I’m not here to trade or borrow or barter.

I came to simply extend you my thoughts
And lay them down to recline on like cots.

And if my logic you cannot abide,
Take two tabs of E and you’ll be at my side.



The beasts shook off the majesty Art had delivered them under with each jewel of a word strung along a string of silk. They silently pardoned him and turned their steaming nostrils and glimmering talons to young hairless Lyle. Lyle had no document of purchase upon which to scrawl his godly insights. He had lived as an orphan from his first day on Earth and never depended on any person or technology to assist him in his pursuits, namely cartographing the catacombs of the fragile mortal human soul in words. He had thought up a piece just that morning and already memorized it. Now he recited it to the Magnosauruseses.

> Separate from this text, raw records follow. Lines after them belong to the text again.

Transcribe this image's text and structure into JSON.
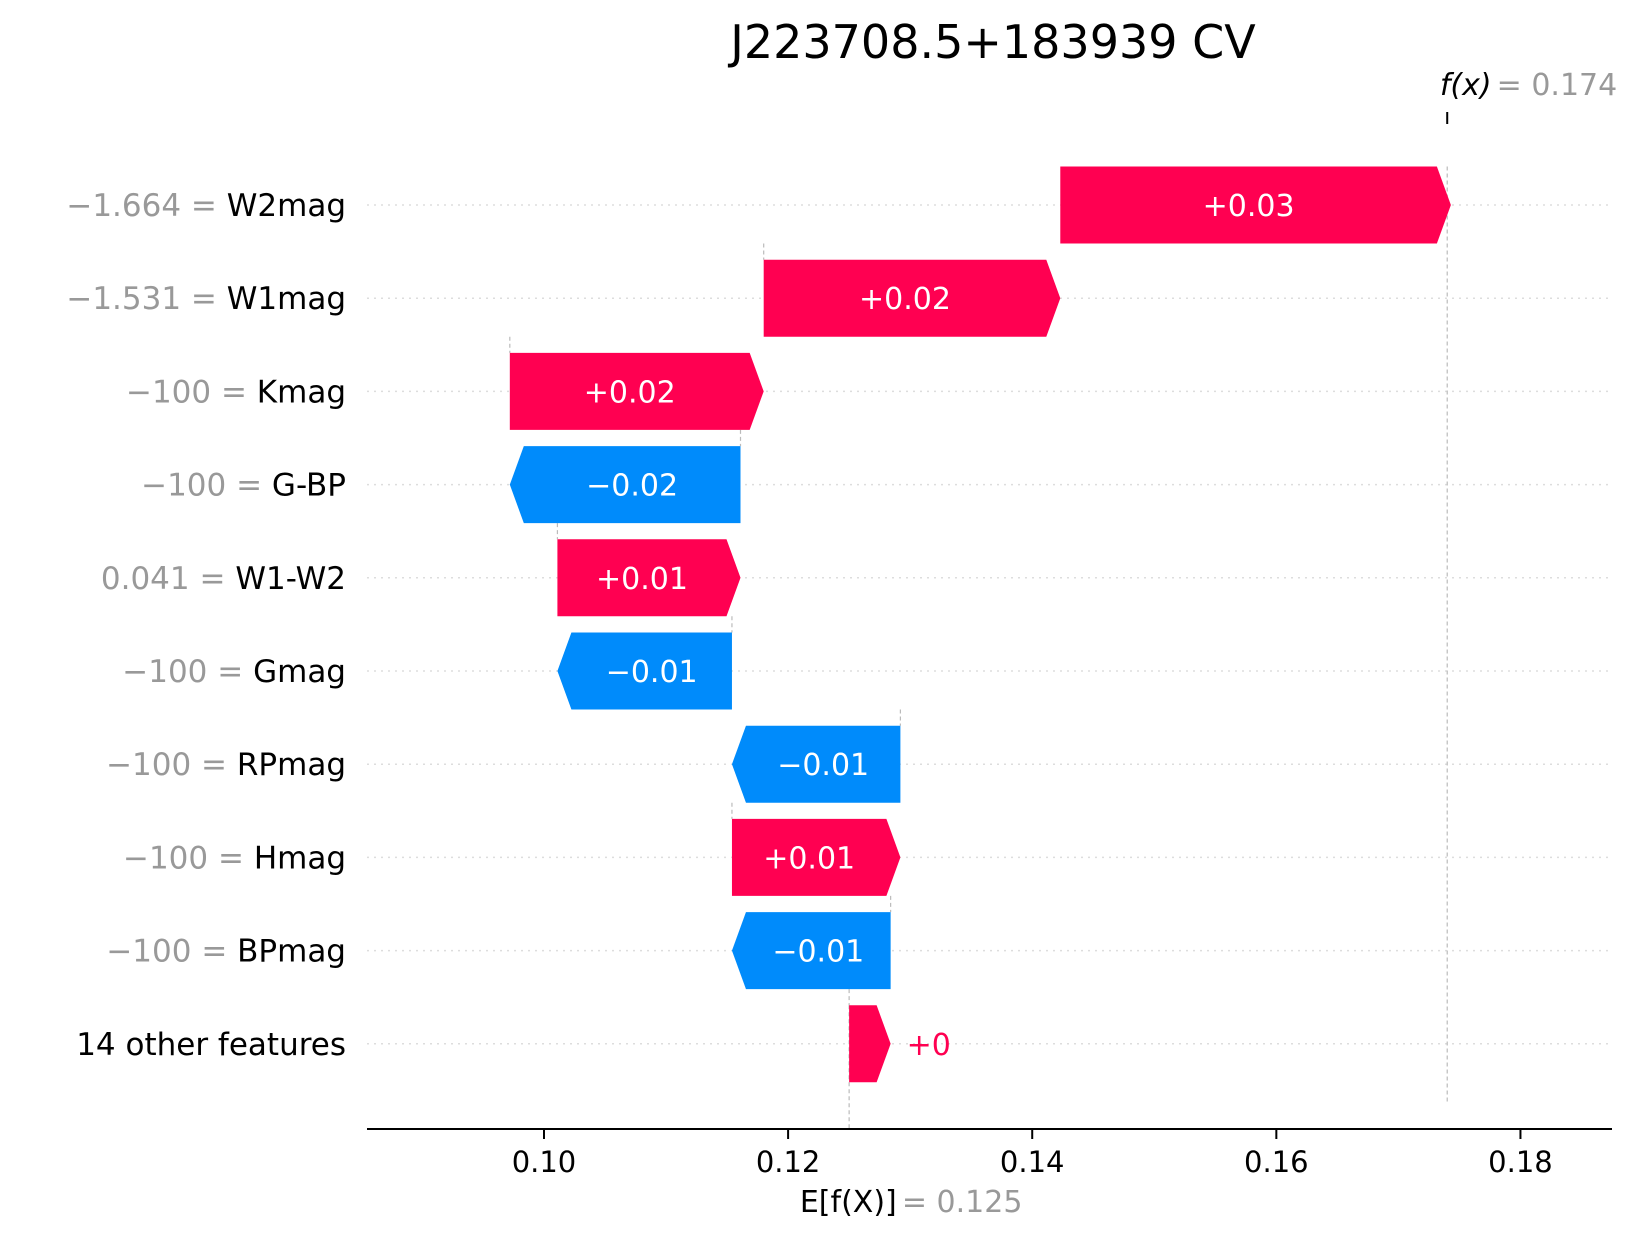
{
  "chart_data": {
    "type": "bar",
    "subtype": "waterfall",
    "title": "J223708.5+183939 CV",
    "base_value": 0.125,
    "final_value": 0.174,
    "base_label": "E[f(X)]",
    "base_value_text": "0.125",
    "final_label": "f(x)",
    "final_value_text": "0.174",
    "xlim": [
      0.0855,
      0.1875
    ],
    "xticks": [
      0.1,
      0.12,
      0.14,
      0.16,
      0.18
    ],
    "xtick_labels": [
      "0.10",
      "0.12",
      "0.14",
      "0.16",
      "0.18"
    ],
    "grid": "dotted horizontal guides per row",
    "colors": {
      "positive": "#ff0051",
      "negative": "#008bfb",
      "muted": "#999999",
      "connector": "#bbbbbb"
    },
    "rows": [
      {
        "feature_value": "−1.664",
        "feature": "W2mag",
        "start": 0.1423,
        "end": 0.1743,
        "label": "+0.03"
      },
      {
        "feature_value": "−1.531",
        "feature": "W1mag",
        "start": 0.118,
        "end": 0.1423,
        "label": "+0.02"
      },
      {
        "feature_value": "−100",
        "feature": "Kmag",
        "start": 0.0972,
        "end": 0.118,
        "label": "+0.02"
      },
      {
        "feature_value": "−100",
        "feature": "G-BP",
        "start": 0.1161,
        "end": 0.0972,
        "label": "−0.02"
      },
      {
        "feature_value": "0.041",
        "feature": "W1-W2",
        "start": 0.1011,
        "end": 0.1161,
        "label": "+0.01"
      },
      {
        "feature_value": "−100",
        "feature": "Gmag",
        "start": 0.1154,
        "end": 0.1011,
        "label": "−0.01"
      },
      {
        "feature_value": "−100",
        "feature": "RPmag",
        "start": 0.1292,
        "end": 0.1154,
        "label": "−0.01"
      },
      {
        "feature_value": "−100",
        "feature": "Hmag",
        "start": 0.1154,
        "end": 0.1292,
        "label": "+0.01"
      },
      {
        "feature_value": "−100",
        "feature": "BPmag",
        "start": 0.1284,
        "end": 0.1154,
        "label": "−0.01"
      },
      {
        "feature_value": "",
        "feature": "14 other features",
        "start": 0.125,
        "end": 0.1284,
        "label": "+0"
      }
    ]
  }
}
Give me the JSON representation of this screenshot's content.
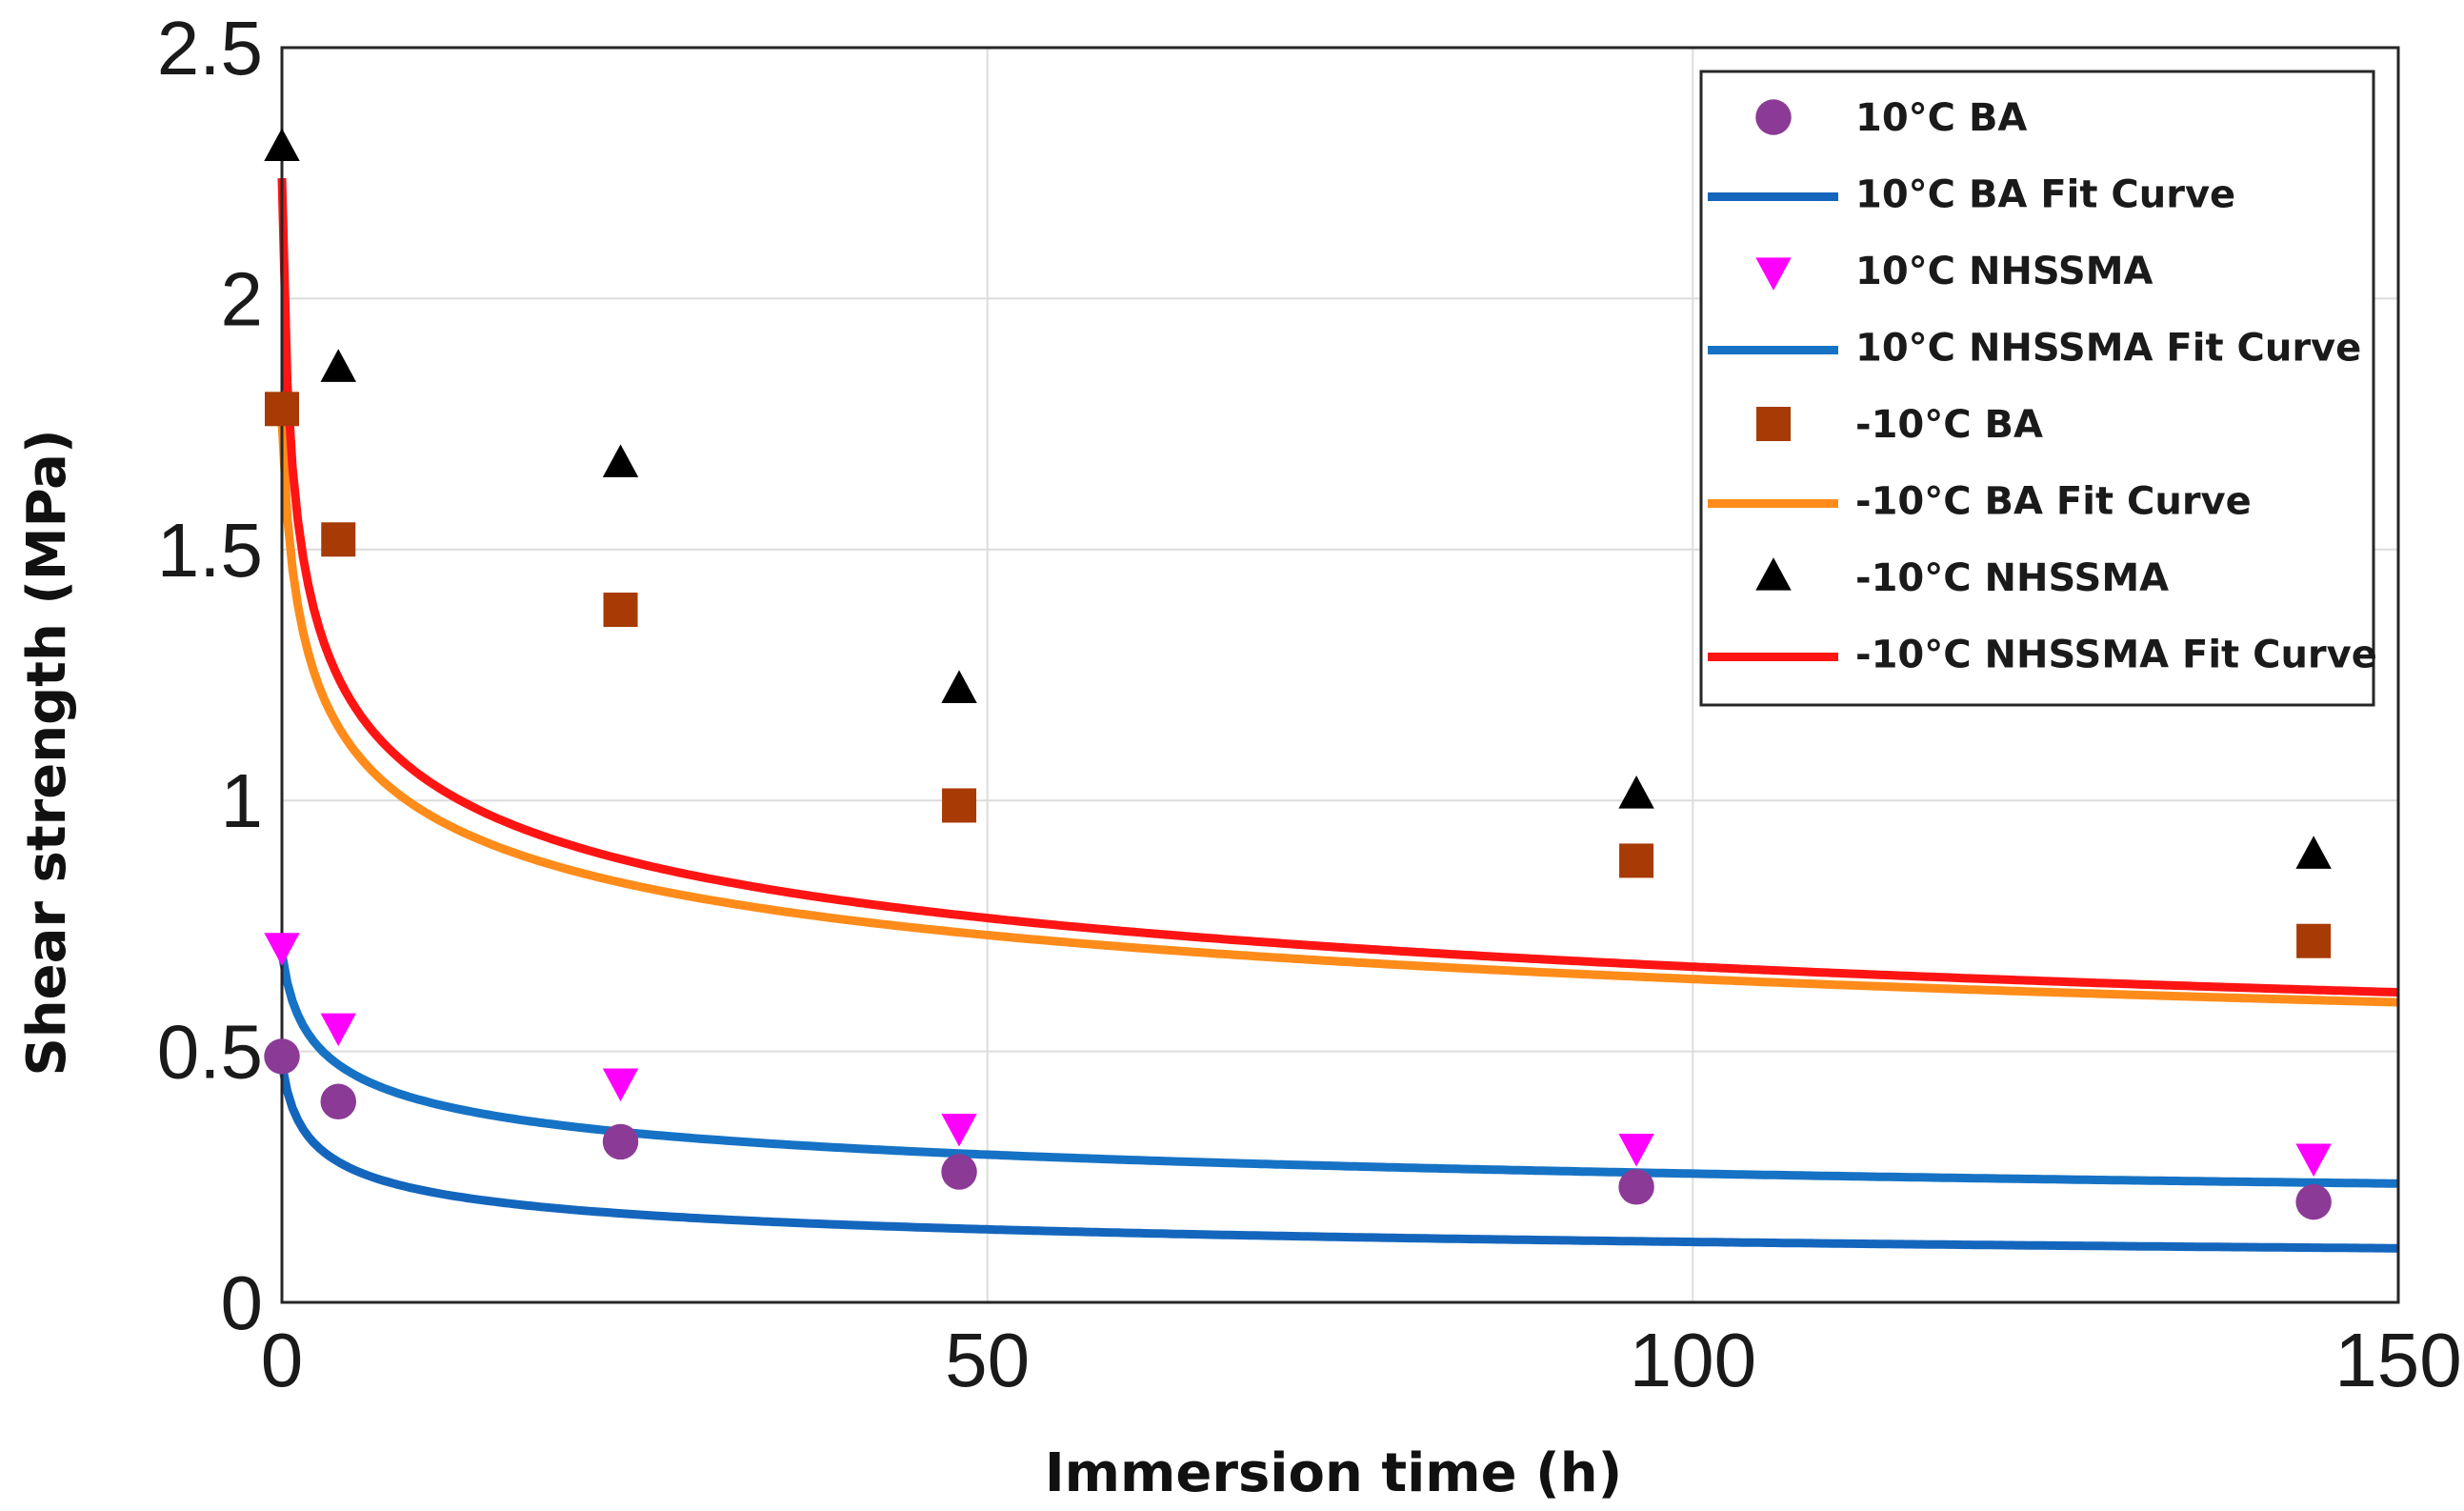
{
  "chart_data": {
    "type": "scatter",
    "title": "",
    "xlabel": "Immersion time (h)",
    "ylabel": "Shear strength (MPa)",
    "xlim": [
      0,
      150
    ],
    "ylim": [
      0,
      2.5
    ],
    "xticks": [
      "0",
      "50",
      "100",
      "150"
    ],
    "yticks": [
      "0",
      "0.5",
      "1",
      "1.5",
      "2",
      "2.5"
    ],
    "grid": true,
    "legend_position": "top-right",
    "x": [
      0,
      4,
      24,
      48,
      96,
      144
    ],
    "series": [
      {
        "name": "10°C BA",
        "kind": "marker",
        "marker": "circle",
        "color": "#8b3a96",
        "values": [
          0.49,
          0.4,
          0.32,
          0.26,
          0.23,
          0.2
        ]
      },
      {
        "name": "10°C BA Fit Curve",
        "kind": "curve",
        "color": "#1466bd",
        "a": 0.474,
        "b": 0.69,
        "c": 0.275
      },
      {
        "name": "10°C NHSSMA",
        "kind": "marker",
        "marker": "triangle-down",
        "color": "#ff00ff",
        "values": [
          0.71,
          0.55,
          0.44,
          0.35,
          0.31,
          0.29
        ]
      },
      {
        "name": "10°C NHSSMA Fit Curve",
        "kind": "curve",
        "color": "#1672c4",
        "a": 0.695,
        "b": 0.69,
        "c": 0.2
      },
      {
        "name": "-10°C BA",
        "kind": "marker",
        "marker": "square",
        "color": "#a73a05",
        "values": [
          1.78,
          1.52,
          1.38,
          0.99,
          0.88,
          0.72
        ]
      },
      {
        "name": "-10°C BA Fit Curve",
        "kind": "curve",
        "color": "#ff8c1a",
        "a": 1.752,
        "b": 0.45,
        "c": 0.185
      },
      {
        "name": "-10°C NHSSMA",
        "kind": "marker",
        "marker": "triangle-up",
        "color": "#000000",
        "values": [
          2.3,
          1.86,
          1.67,
          1.22,
          1.01,
          0.89
        ]
      },
      {
        "name": "-10°C NHSSMA Fit Curve",
        "kind": "curve",
        "color": "#ff1414",
        "a": 2.24,
        "b": 0.21,
        "c": 0.196
      }
    ]
  }
}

Rub taste on your forgotten days
And meet them in the morning
While your lovers die
And sing off the top of their heads
And know light as it comes across floors and walls
And know it when it’s zapped into you
That it would not be the same if you were not there
To suck it like a tree sap sponge
And never could it matter
But there is but never is but always worthwhile while while isn’t worth worth
Neither is worth worth the while
But so they but won’t they but do they but they do
Know what it is to be you
Know exactly the requirements and standards to be you
But you will pity them through windex glass
And thank God you are different but aren’t
Because you both coil in your blood
And both have eyes above your noses
And you both had a mother that was made out of skin
And tomorrow you’ll both dream and awake in the light

The dinosaurs cried tears of overwhelming beauty and scampered away from the poets through the deep jungle canopy, leaving them alone together in the primordial haze never before reflected in human eyes and the two embraced and unburdened the other of their boner.